The scope
While the world is undergoing deep transformation, formal education is still using 19th century approaches to learning. This calls for new forms of education to foster the competencies that societies and economies need, today and tomorrow. New emphasis must be placed on connecting innovation and science education strategies to societal needs and global developments. Therefore, education systems are called to go beyond teaching subjects to new approaches of learning. Schools need to re-invent themselves and this is by no means an easy process.
The vision
The Schools As Living Labs project proposes a new framework based on open innovation methods for schools across Europe to approach their science education programmes in a new light.

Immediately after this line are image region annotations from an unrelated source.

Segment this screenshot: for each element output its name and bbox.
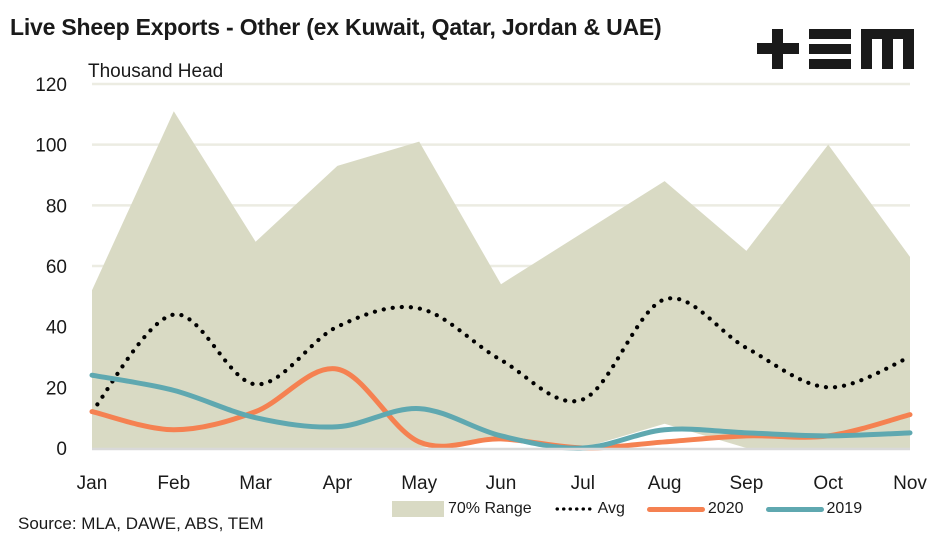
- legend-item-avg: Avg: [553, 500, 625, 518]
- x-tick-label: Jun: [486, 473, 517, 494]
- x-tick-label: Mar: [239, 473, 272, 494]
- legend-item-2020: 2020: [646, 500, 744, 518]
- x-tick-label: May: [401, 473, 437, 494]
- legend-label-avg: Avg: [597, 500, 625, 517]
- legend-label-2020: 2020: [707, 500, 744, 517]
- legend-swatch-2019: [765, 506, 824, 512]
- chart-title: Live Sheep Exports - Other (ex Kuwait, Q…: [10, 14, 662, 40]
- legend-item-2019: 2019: [765, 500, 863, 518]
- y-tick-label: 60: [46, 257, 67, 278]
- legend: 70% Range Avg 2020 2019: [392, 500, 884, 518]
- x-tick-label: Oct: [813, 473, 843, 494]
- series-lines: [89, 296, 913, 451]
- y-tick-label: 40: [46, 318, 67, 339]
- source-note: Source: MLA, DAWE, ABS, TEM: [18, 514, 264, 533]
- legend-item-range: 70% Range: [392, 500, 532, 518]
- legend-swatch-range: [392, 501, 444, 517]
- series-line-2019: [89, 372, 913, 451]
- y-tick-label: 100: [35, 136, 67, 157]
- y-tick-label: 0: [56, 439, 67, 460]
- x-tick-label: Aug: [648, 473, 682, 494]
- range-area: [92, 111, 910, 449]
- legend-label-2019: 2019: [826, 500, 863, 517]
- y-axis: 0 20 40 60 80 100 120: [35, 75, 910, 460]
- y-tick-label: 20: [46, 378, 67, 399]
- y-tick-label: 120: [35, 75, 67, 96]
- legend-swatch-avg: [553, 507, 594, 511]
- series-line-avg: [89, 296, 913, 414]
- tem-logo-icon: [757, 29, 914, 69]
- x-tick-label: Jan: [77, 473, 108, 494]
- y-axis-unit-label: Thousand Head: [88, 61, 223, 82]
- legend-swatch-2020: [646, 506, 705, 512]
- legend-label-range: 70% Range: [448, 500, 532, 517]
- range-area-polygon: [92, 111, 910, 449]
- y-tick-label: 80: [46, 196, 67, 217]
- x-tick-label: Jul: [571, 473, 595, 494]
- x-tick-label: Apr: [323, 473, 353, 494]
- x-axis: Jan Feb Mar Apr May Jun Jul Aug Sep Oct Nov: [77, 473, 928, 494]
- x-tick-label: Feb: [157, 473, 190, 494]
- x-tick-label: Nov: [893, 473, 927, 494]
- x-tick-label: Sep: [729, 473, 763, 494]
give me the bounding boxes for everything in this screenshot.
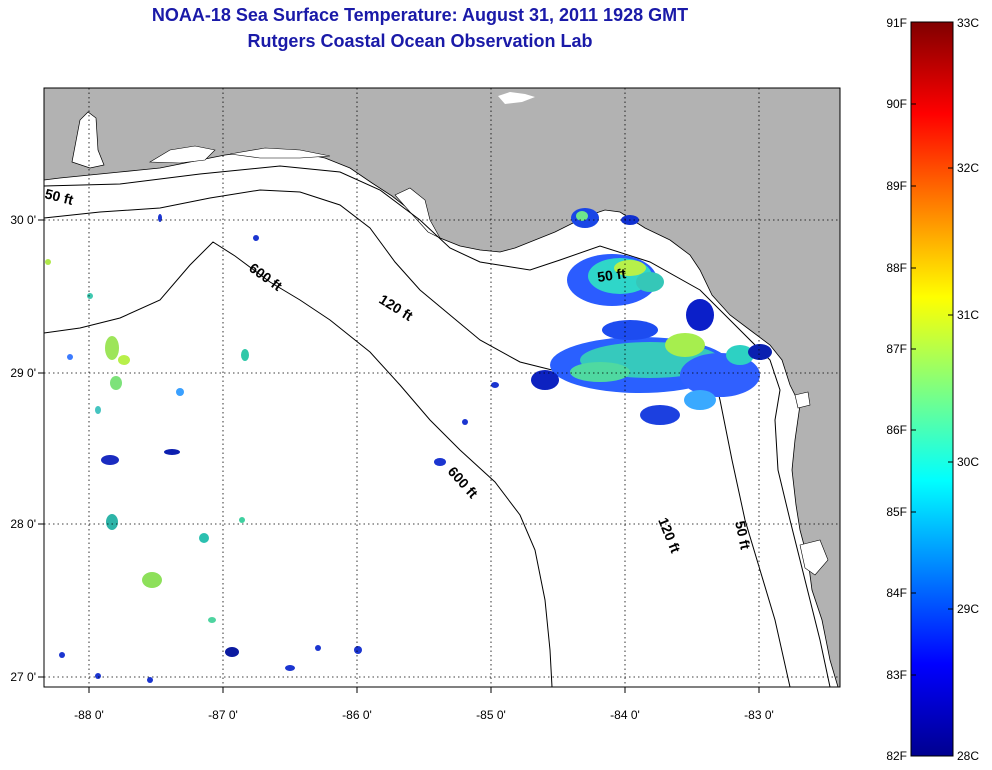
lat-label: 27 0' (10, 670, 36, 684)
colorbar-c-label: 28C (957, 749, 979, 763)
colorbar-c-label: 29C (957, 602, 979, 616)
lat-label: 28 0' (10, 517, 36, 531)
colorbar-c-label: 30C (957, 455, 979, 469)
colorbar-c-label: 31C (957, 308, 979, 322)
colorbar-f-label: 89F (886, 179, 907, 193)
lon-label: -87 0' (208, 708, 238, 722)
colorbar-f-label: 82F (886, 749, 907, 763)
map-title: NOAA-18 Sea Surface Temperature: August … (151, 5, 689, 25)
contour-label: 50 ft (732, 519, 754, 551)
colorbar-ticks (911, 103, 953, 676)
colorbar-f-label: 88F (886, 261, 907, 275)
colorbar-f-label: 85F (886, 505, 907, 519)
tampa-bay (799, 539, 829, 576)
colorbar-f-label: 91F (886, 16, 907, 30)
map-frame (43, 87, 841, 688)
lon-label: -83 0' (744, 708, 774, 722)
map-subtitle: Rutgers Coastal Ocean Observation Lab (247, 31, 593, 51)
colorbar-f-label: 83F (886, 668, 907, 682)
inland-lake (498, 92, 535, 104)
choctawhatchee-bay (229, 147, 331, 159)
colorbar-c-labels: 33C 32C 31C 30C 29C 28C (957, 16, 979, 763)
colorbar-f-labels: 91F 90F 89F 88F 87F 86F 85F 84F 83F 82F (886, 16, 907, 763)
sst-data-layer (45, 208, 772, 683)
pensacola-bay (148, 145, 216, 164)
lon-label: -84 0' (610, 708, 640, 722)
colorbar-f-label: 86F (886, 423, 907, 437)
colorbar-f-label: 87F (886, 342, 907, 356)
contour-600ft (44, 241, 553, 687)
contour-label: 50 ft (43, 185, 75, 208)
lat-label: 30 0' (10, 213, 36, 227)
lat-label: 29 0' (10, 366, 36, 380)
coastal-island (794, 391, 811, 409)
graticule (44, 88, 840, 687)
contour-label: 50 ft (596, 265, 627, 285)
mobile-bay (71, 111, 105, 169)
colorbar-f-label: 90F (886, 97, 907, 111)
lon-label: -88 0' (74, 708, 104, 722)
contour-50ft (44, 165, 831, 687)
contour-120ft (44, 189, 791, 687)
colorbar-c-label: 33C (957, 16, 979, 30)
lon-label: -86 0' (342, 708, 372, 722)
colorbar-f-label: 84F (886, 586, 907, 600)
axis-ticks (38, 219, 760, 693)
lon-label: -85 0' (476, 708, 506, 722)
colorbar (910, 21, 954, 757)
colorbar-c-label: 32C (957, 161, 979, 175)
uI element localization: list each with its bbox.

Our objective is to make STEM teaching more relevant, systemic, and inclusive and to do that for all of our students.
SALL adopts the concept of open schooling in science education where schools, become agents of community well-being by creating new partnerships with other local actors and addressing local issues relevant to them.
SALL proposes to transform schools into living labs. This open-innovation methodology puts people in charge of the innovation process. It involves different kinds of partners in a private-public-people partnership and integrates research and innovation processes in real-life communities and settings. This methodology has been widely tested and has proved to be capable of nurturing meaningful collaborations between actors with diverging interests but with common objectives. Together, they build new products, new services, new uses, etc. through a cycle that typically comprises: Co-creation, Exploration, Experimentation, Evaluation phases.
SALL brings together school communities, including teachers, students, and their families, research institutions, policy-makers, science engagement organisation and other non-formal learning and open innovation spaces. School communities will be engaged in intensive dialogue and mutual learning activities. They will address local issues linked to the food system in all its dimensions, a very topical challenge faced by humankind as well as a relevant topic for science education that is high in the European political agenda.
THE approach
Schools As Living Labs, coordinated by Ellinogermaniki Agogi, roots its approach in existing open-schooling methodologies, such as OSOS, and other Living Lab initiatives. The project will create a living-lab-based methodology and develop training and support materials. The methodology and the materials will be tested and evaluated in 42 pilot school communities across 10 countries. The project will then carry out a larger-scale implementation of the living-lab-based methodology involving additional 370 schools, reaching 412 school communities in 10 countries.
Through SALL’s research-practice approach, the methodology will be adapted and new tools will be created and tested to support school communities in designing and implementing living lab activities. SALL will also prepare the ground for sustainable living-lab-based open schooling activities in Europe’s schools through strong community-building, networking, dissemination, as well as policy-oriented interventions.
From this, the gap between schools, the research community, and society will be bridged, assisting students to develop 21st-century skills and to raise their awareness of science and innovation.